Mas isso não o torna um bom homem ou um líder adequado por qualquer definição, o que faz é simplesmente baseado é só baseado em avaliação, em cálculo de vantagens e desvantagens, vendo que essa é uma guerra que não deve ser continuada, epor isso ele mudou de posição sobre a guerra.
Trump investe em o que é conhecido como pressão máxima, todos sabemos esse termo, mas é um termo de negócio, é sobre sanções, alimentação das pessoas, derrubando suas estruturas econômicas, ele vai fazer isso no Irã, vai tentar fazer isso na China, apesar de que ele vai falhar miseravelmente, porque sabemos que a China é capaz de lidar e absorver qualquer pressão econômica vindo dos americanos, e é a economia americana que é vulnerável, não a economia chinesa, e assim por diante. Então, isso é o que vamos ver de Trump, mais sanções, mais pressão em países inimigos, países do Médio Oeste e além, ao contrário de perseguir uma guerra que não vai em qualquer lugar.
A SEGUIR, PARTICIPAÇÃO DO JORNALISTA RESPONDENDO A PERGUNTAS FEITAS DRANTE A MESA-REDONDA.
As oportunidades. Muito rapidamente sobre as oportunidades. Eu estava muito feliz em ver Gabriel falando antes, porque foi ele que recomendou o livro O Marxismo Ocidental, de Domenico Losurdo.
Ele falava sobre como as realizações dos marxistas do LKeste foram percebidas pelos marxistas ocidentais. Todas as conquistas do Vietnã, toda a resistência, as vitórias em diversas partes da África, e da Ásia, e da América do Sul, foram perdidas, completamente negadas, ou analisadas como se fossem uma coisa negativa, foi o que marcistas e progressistas ocidentais fizeram ao longo dos anos. E eu digo que agora se apresenta uma nova oportunidade para eles.
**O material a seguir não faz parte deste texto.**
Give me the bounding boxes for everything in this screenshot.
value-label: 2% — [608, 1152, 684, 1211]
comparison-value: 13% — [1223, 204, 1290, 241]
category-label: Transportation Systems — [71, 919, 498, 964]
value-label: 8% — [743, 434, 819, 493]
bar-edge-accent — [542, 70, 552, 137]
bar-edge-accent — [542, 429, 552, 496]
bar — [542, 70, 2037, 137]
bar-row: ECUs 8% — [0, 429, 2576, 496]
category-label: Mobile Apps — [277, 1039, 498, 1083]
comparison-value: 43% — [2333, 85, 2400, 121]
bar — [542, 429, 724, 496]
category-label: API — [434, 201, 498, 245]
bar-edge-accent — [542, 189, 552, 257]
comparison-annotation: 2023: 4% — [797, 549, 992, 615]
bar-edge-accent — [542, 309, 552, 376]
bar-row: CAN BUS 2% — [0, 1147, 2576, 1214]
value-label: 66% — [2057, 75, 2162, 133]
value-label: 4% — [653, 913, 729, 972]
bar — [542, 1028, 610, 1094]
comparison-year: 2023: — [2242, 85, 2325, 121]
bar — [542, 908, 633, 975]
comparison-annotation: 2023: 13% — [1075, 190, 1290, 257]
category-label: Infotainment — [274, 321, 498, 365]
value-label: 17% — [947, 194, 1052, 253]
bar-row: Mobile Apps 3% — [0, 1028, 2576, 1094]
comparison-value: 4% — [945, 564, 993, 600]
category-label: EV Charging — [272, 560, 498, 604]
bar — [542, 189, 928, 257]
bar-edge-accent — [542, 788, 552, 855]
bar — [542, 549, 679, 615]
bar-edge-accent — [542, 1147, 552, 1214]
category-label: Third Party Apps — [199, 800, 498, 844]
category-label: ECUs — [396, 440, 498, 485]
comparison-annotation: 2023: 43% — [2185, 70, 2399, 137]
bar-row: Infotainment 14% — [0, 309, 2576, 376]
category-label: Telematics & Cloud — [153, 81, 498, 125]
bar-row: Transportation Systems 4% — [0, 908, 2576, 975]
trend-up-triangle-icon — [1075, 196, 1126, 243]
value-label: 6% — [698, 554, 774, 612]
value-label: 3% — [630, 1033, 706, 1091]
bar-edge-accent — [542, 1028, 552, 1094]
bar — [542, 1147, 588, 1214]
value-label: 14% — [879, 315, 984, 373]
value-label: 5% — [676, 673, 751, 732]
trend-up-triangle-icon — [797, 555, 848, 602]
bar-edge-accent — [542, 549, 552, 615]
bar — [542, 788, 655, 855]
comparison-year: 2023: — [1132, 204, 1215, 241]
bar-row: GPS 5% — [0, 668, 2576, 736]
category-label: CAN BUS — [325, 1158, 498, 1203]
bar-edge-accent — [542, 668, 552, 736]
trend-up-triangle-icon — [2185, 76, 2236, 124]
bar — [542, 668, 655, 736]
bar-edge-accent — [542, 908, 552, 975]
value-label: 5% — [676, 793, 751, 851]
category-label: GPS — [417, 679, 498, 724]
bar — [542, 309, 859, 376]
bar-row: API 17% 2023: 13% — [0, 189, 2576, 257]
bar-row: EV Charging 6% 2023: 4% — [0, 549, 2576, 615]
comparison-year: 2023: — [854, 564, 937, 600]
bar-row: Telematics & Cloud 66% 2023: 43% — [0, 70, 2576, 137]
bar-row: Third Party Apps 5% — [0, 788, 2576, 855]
O que aconteceu na Gaza, no Palestino, no Líbano, no Iêmen, é uma nova oportunidade para mostrar que nós podemos realmente ser vitoriosos se entendemos o significado, o significado histórico deste momento e crescemos com ele. E ainda que muitos países tenham se levantando e aproveitado esse momento, especialmente na África e na América do Sul, marxistas de outros países, que deveriam ter tomado as oportunidades ou usado essa oportunidade para construir uma nova ordem global, perderam essa oportunidade, talvez porque não tiveram fé nos palestinos ou no Oriente Médio como uma base para uma nova mudança global. Mas eu sinto que a oportunidade ainda está lá. Nós realmente precisamos compreendê-la completamente e construir nela para o futuro.